As for your own lights, make sure they’re in full working order, and that there is no visibility-reducing film of dust or grime over them. Also, make sure they’re properly aimed, as misaimed headlights can blind other drivers and reduce your own ability to see the road ahead.
We’re daylight creatures by nature, which means darkness has a naturally soporific effect on us. Driving tired is just as dangerous as driving drunk, and has similar effects on our bodies in terms of our reaction times, slowing them dramatically. Caffeine is a great way to combat this – strong coffee is a first resort of many long-haul HGV drivers. However, if you prefer not to consume caffeine, regular breaks are all-important, both to your own safety and to that of other road users. Be wary for the classic signs of tiredness; not just heavy eyelids and drowsiness, but also less obvious ones like missing exits or traffic signs, or an inability to remember the last few miles driven. Managing your energy levels is a crucial skill for any driver, and if in doubt it’s always better to be safe than sorry.

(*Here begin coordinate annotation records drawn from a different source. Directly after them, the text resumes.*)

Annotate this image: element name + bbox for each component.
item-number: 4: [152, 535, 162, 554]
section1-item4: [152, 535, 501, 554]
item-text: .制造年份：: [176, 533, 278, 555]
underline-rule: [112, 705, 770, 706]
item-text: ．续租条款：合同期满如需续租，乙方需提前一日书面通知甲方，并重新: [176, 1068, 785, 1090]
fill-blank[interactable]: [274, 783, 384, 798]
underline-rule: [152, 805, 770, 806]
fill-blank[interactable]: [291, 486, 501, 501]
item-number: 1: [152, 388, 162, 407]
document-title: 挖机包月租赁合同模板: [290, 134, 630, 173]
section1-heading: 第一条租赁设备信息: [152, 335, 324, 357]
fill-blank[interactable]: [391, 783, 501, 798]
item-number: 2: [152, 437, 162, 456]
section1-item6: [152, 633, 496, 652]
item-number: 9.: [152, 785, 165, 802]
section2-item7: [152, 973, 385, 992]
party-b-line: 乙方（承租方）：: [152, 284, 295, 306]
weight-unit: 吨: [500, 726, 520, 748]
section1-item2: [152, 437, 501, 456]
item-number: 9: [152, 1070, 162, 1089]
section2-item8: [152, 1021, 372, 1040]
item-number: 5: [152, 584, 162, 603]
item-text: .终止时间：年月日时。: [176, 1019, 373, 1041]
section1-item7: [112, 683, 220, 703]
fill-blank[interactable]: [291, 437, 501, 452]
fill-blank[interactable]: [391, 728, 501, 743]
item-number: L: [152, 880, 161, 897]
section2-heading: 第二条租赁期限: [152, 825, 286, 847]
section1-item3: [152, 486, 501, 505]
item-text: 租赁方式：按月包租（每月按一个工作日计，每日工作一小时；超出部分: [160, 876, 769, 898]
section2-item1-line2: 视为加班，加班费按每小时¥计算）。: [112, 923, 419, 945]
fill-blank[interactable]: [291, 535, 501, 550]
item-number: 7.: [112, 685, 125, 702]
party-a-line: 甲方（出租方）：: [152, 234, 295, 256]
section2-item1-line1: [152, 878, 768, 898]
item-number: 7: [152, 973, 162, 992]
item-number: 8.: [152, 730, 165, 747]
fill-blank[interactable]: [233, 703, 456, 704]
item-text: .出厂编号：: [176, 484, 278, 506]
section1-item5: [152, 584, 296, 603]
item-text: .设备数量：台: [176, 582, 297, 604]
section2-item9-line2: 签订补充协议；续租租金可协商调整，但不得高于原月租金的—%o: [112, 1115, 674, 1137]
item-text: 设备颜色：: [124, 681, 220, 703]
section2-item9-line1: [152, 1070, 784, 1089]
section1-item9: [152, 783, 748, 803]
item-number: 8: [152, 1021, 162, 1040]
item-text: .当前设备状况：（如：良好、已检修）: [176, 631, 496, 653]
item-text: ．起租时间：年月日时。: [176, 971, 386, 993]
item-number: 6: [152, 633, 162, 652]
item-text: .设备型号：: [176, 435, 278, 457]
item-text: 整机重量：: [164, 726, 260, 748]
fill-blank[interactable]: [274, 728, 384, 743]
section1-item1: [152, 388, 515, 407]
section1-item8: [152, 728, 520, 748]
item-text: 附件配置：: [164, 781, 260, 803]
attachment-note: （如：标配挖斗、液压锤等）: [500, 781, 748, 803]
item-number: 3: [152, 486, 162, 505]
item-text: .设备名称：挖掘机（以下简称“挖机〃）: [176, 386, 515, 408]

You can get that extra edge with our VT Cameras, which are equipped with LED night sensors for nighttime driving, while our 360-degree four-camera systems allow you to maintain awareness of everything around you. Though driving in broad daylight is always going to be preferable to driving in the dark, there are very few drivers who won’t have to face the prospect at some point. Staying safe is a matter of staying alert – both of your environment, and yourself.